Entre as estratégias apontadas pelo estudo, para vencer as limitações para a adoção de tecnologias para o melhoramento genético do rebanho bovino na pecuária de cria, está o programa Progenética, iniciativa da Associação Brasileira dos Criadores de Zebu (ABCZ), que atua em parceria com o Banco do Brasil, no apoio a criadores, por meio de financiamento para aquisição de touros melhorados. Essa política pública existe em outras regiões e o governo do Acre pode incentivar a sua expansão para o estado.

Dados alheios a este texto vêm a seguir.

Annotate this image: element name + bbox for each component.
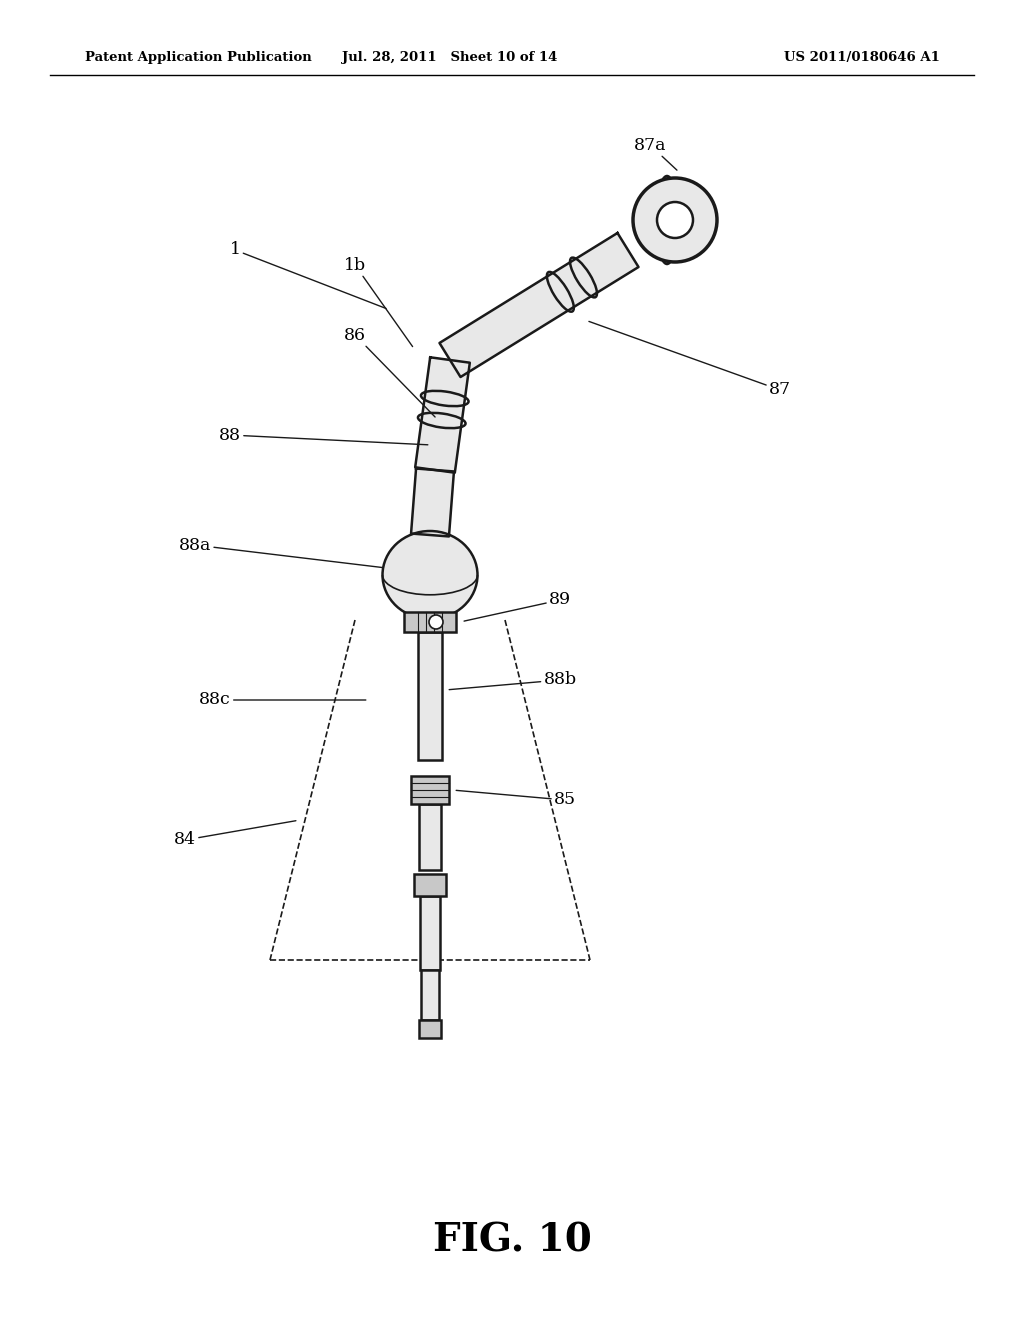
Text: 84: 84	[174, 821, 296, 849]
Text: Patent Application Publication: Patent Application Publication	[85, 51, 311, 65]
Circle shape	[429, 615, 443, 630]
Text: 88b: 88b	[450, 672, 577, 689]
Text: 87: 87	[589, 321, 792, 399]
Bar	[414, 874, 446, 896]
Text: 87a: 87a	[634, 136, 677, 170]
Bar	[419, 1020, 441, 1038]
Polygon shape	[411, 469, 454, 536]
Text: 1: 1	[229, 242, 386, 309]
Bar	[420, 896, 440, 970]
Text: 88: 88	[219, 426, 428, 445]
Bar	[411, 776, 449, 804]
Text: Jul. 28, 2011   Sheet 10 of 14: Jul. 28, 2011 Sheet 10 of 14	[342, 51, 558, 65]
Text: 86: 86	[344, 326, 435, 417]
Text: FIG. 10: FIG. 10	[432, 1221, 592, 1259]
Text: 1b: 1b	[344, 256, 413, 347]
Bar	[418, 632, 442, 760]
Text: 89: 89	[464, 591, 571, 622]
Circle shape	[657, 202, 693, 238]
Bar	[404, 612, 456, 632]
Bar	[421, 970, 439, 1020]
Text: 88a: 88a	[179, 536, 399, 569]
Circle shape	[633, 178, 717, 261]
Polygon shape	[415, 358, 470, 473]
Text: US 2011/0180646 A1: US 2011/0180646 A1	[784, 51, 940, 65]
Text: 85: 85	[456, 791, 577, 808]
Polygon shape	[439, 234, 639, 378]
Ellipse shape	[383, 531, 477, 619]
Ellipse shape	[656, 176, 678, 264]
Text: 88c: 88c	[199, 692, 366, 709]
Bar	[419, 804, 441, 870]
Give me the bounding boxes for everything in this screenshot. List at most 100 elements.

Para Valentim, as soluções para os gargalos tecnológicos apontados na pecuária de cria passam, necessariamente, pela ampliação do acesso dos produtores à assistência técnica continuada e de qualidade e à linhas de crédito rural do Programa Nacional de Agricultura Familiar (Pronaf). “Além disso, é crucial a ampliação das ações da Organização das Cooperativas Brasileiras (OCB), visando apoiar a criação de cooperativas e associações como mecanismo para realização de compras coletivas de insumos agropecuários e para a comercialização conjunta de bezerros”, destaca.

Modernização deve ser gradual

Vitor Macedo defende que o processo de consolidação da pecuária de cria como atividade comercial sustentável no Acre passa por um conjunto de ações integradas, envolvendo principalmente políticas públicas e capacitação. Iniciativas como priorizar o ensino médio técnico rural e oferecer capacitações continuadas em manejo, gestão e empreendedorismo para jovens e filhos de produtores podem ser eficazes nesse processo.

“Também é primordial destinar investimentos públicos para manutenção de estradas e ramais, para reduzir custos logísticos e conectar os produtores aos mercados, além de facilitar o acesso a linhas de crédito com carência e juros subsidiados voltadas, principalmente, para pequenas propriedades, em conjunto com serviços técnicos de acompanhamento gerenciais especializados”, ressalta.

Ainda de acordo com Macedo, a modernização dessa atividade produtiva precisa ser gradual e adaptada à realidade socioeconômica dos pequenos produtores familiares. “Modernizar, nesse caso, não significa adoção imediata de tecnologias sofisticadas, mas promover a elevação progressiva do padrão tecnológico das fazendas de cria, com foco na viabilidade prática e econômica para os produtores”.